StoneTemplePython said:
If you want to think clearly, you need to write the math clearly.
Fair enough.
What I'm trying to do is estimate a linear fit through all of my data. Fitting through the mean is appropriate for normally distributed data. That is, if we assume ##\mathbf{y}_i## (##i##th row of the matrix ##\mathbf{Y}##) is distributed ##~N(\mu_y(x_i),\sigma_y)##, then we can just say that ##\mu_y(x_i) = a + bx_i##. Finding these fit coefficients would be done according to the process laid out earlier:
$$\mathbf{a} = \begin{bmatrix}a\\b\end{bmatrix}=\mathbf{R}^{−1}\mathbf{Q}^{T}\mathbf{μ}_y$$
where ##\mathbf{μ}_y = \begin{bmatrix}\mu_y(x_1) & \mu_y(x_2) & \cdots & \mu_y(x_n)\end{bmatrix}^T## and ##\mathbf{X}=\mathbf{QR}## is the ##\mathit{QR}## factorization of ##\mathbf{X}##. This would be the best-fit line through the means of the data, and I suspect this also minimizes the L2 norm over all the data, since we are assuming a symmetric distribution at each ##x_i## (though I've not attempted to work through the math).
In the case of the data that I am working with, I cannot assume a normal distribution, nor can I necessarily assume a symmetric distribution. So, I am a little hesitant to simply fit through the means or medians of the data. Furthermore, I cannot blindly extend the above outlined approach to my matrix of dependent variables.
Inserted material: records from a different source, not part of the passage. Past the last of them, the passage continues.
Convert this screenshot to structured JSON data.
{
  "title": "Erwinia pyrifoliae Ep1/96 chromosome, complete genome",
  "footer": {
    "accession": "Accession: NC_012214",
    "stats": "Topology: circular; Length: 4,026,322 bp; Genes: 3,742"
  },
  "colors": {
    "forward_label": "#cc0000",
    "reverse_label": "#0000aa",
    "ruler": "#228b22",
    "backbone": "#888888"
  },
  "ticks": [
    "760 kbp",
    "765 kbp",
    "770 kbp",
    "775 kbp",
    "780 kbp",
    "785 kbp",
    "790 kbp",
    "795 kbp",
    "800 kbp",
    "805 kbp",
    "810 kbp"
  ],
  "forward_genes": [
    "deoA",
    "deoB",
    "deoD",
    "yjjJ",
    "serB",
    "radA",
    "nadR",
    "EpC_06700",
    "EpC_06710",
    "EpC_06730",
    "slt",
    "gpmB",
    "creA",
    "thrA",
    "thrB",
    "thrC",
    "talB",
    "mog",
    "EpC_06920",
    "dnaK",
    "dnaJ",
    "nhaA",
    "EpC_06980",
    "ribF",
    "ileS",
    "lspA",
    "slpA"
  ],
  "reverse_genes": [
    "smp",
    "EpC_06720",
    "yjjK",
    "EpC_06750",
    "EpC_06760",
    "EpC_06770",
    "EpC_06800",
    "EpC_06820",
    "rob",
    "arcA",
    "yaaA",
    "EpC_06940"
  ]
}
If I tried to do so, this would result in ##m## estimates for ##a## and ##m## estimates for ##b##. That is if
$$\mathbf{Y} = \begin{bmatrix}y_{11} & y_{12} & \cdots & y_{1m} \\ y_{21} & y_{22} & \cdots & y_{2m} \\ \vdots & \vdots & \ddots & \vdots \\ y_{n1} & y_{n2} & \cdots & y_{nm}\end{bmatrix}$$
then
$$\mathbf{R}^{-1}\mathbf{Q}^{T}\mathbf{Y} = \begin{bmatrix} a_1 & a_2 & \cdots & a_m\\ b_1 & b_2 & \cdots & b_m\end{bmatrix}$$
This seems to be clearly undesirable because it raises the question: Which coefficient value should I use? Furthermore, it treats each column of the ##\mathbf{Y}## matrix as a single sequence, and each pair ##\left\{a_i, b_i\right\}## corresponds to the ##i##th column.
StoneTemplePython said:
t's not clear what robust ##a## and ##b## actual means -- maybe you meant stable not robust here? They are different
Agreed; I was not clear on what I wanted. I am hoping to get a few more options on how to linearly fit through the data. One obvious option is what I mentioned: Fit through the means and/or medians of each ##\mathbf{y}_i## (##i##th row of data matrix ##\mathbf{Y}##). Perhaps another option would be pulling random samples of each row, fitting through the means and/or median of each row subsample, then doing this over and over until I get a distribution on the linear fit coefficients. Are there other options? I would like something that I can defend whether through L1 or L2 norms (if this is even possible).
Thanks again for all the help.